Perhaps the Ivory Tower would not prove so damaging to American culture if all college students were required to take classes with professors such as Yale literary scholar Harold Bloom. He’s the latest subject of TIME magazine’s “10 Questions” feature.

Your new book, The Daemon Knows, features 12 American writers touched by genius–only one of whom is a woman. Do you anticipate flak?

I don’t even bother anymore. I’m always being denounced. A few years ago, I named all these people: the pseudo feminists, the pseudo Marxists, the pseudo power-and gender-freaks, as I call them. I call them all, in capital letters, the School of Resentment. I always get nasty reviewers.
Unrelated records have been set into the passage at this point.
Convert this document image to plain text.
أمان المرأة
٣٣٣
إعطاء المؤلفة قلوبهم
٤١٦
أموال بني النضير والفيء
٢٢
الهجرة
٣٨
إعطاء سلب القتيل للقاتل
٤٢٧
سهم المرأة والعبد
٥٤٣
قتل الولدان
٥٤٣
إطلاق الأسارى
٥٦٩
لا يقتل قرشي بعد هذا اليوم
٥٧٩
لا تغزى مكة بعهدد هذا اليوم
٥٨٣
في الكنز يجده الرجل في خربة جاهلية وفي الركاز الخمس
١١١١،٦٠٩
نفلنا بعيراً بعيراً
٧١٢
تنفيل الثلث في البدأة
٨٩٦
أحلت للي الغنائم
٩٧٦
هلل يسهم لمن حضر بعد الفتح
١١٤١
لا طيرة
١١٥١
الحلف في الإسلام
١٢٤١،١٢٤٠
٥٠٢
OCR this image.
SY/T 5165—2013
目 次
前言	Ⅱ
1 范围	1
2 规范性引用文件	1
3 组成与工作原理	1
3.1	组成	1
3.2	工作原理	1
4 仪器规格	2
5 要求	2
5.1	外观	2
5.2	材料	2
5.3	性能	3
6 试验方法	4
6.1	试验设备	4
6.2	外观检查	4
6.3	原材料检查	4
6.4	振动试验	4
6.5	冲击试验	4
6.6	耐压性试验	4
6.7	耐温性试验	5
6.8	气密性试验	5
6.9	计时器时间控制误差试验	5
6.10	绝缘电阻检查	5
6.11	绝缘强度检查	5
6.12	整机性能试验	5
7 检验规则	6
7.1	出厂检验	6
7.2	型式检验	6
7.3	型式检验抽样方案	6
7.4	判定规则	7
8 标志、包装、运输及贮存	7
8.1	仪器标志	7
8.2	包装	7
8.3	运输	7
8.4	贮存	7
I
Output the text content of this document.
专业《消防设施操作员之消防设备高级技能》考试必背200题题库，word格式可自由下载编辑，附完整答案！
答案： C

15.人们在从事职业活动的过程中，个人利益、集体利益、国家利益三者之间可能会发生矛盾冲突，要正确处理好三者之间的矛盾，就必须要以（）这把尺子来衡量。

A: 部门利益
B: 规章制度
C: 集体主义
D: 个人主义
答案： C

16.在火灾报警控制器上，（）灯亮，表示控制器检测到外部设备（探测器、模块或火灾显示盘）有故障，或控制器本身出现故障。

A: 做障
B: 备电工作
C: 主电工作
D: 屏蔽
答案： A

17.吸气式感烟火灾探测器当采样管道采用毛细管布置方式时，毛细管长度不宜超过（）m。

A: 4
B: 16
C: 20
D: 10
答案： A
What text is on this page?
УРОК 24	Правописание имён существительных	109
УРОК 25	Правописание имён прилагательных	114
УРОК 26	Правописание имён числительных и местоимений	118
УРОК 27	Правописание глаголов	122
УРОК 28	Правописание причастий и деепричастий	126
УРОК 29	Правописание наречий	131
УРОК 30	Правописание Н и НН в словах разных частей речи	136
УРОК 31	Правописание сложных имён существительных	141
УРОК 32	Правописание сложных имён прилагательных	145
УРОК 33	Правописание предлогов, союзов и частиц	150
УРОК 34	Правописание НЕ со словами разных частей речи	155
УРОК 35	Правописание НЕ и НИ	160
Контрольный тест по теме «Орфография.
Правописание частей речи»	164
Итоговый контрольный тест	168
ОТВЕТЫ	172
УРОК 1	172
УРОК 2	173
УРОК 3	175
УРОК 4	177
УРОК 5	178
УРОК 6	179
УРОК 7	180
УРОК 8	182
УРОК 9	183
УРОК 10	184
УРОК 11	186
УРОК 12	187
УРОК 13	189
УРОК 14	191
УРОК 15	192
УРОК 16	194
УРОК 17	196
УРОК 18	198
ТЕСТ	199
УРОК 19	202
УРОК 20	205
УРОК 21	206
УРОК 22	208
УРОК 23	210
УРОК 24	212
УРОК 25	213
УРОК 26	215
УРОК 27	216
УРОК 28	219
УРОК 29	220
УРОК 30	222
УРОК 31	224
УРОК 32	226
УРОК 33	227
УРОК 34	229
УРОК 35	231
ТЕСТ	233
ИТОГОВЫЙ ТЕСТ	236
I couldn’t care less.

Have your Yale students’ outlooks come to resemble your critics’ over time?

[Those opinions] were fashionable, and they’ve left the students. But there are all these pseudo journalists and pseudo academics who don’t know how to do anything else.

How have your students changed more generally?

We had the ghastly so-called Cultural Revolution, and the Black Panther weekend, and suddenly the students went crazy for a couple of years. But they got over that. The 1970s were a transitional time, but Yale students got to be better again in the 1980s, 1990s.

Do you look for seminar students who agree with you?

My one distinction that I would crave as a teacher is that no two of my students resemble one another, or resemble me in any way whatsoever. Ralph Waldo Emerson, my great hero, once said, “That which I can gain from another is never instruction but only provocation.”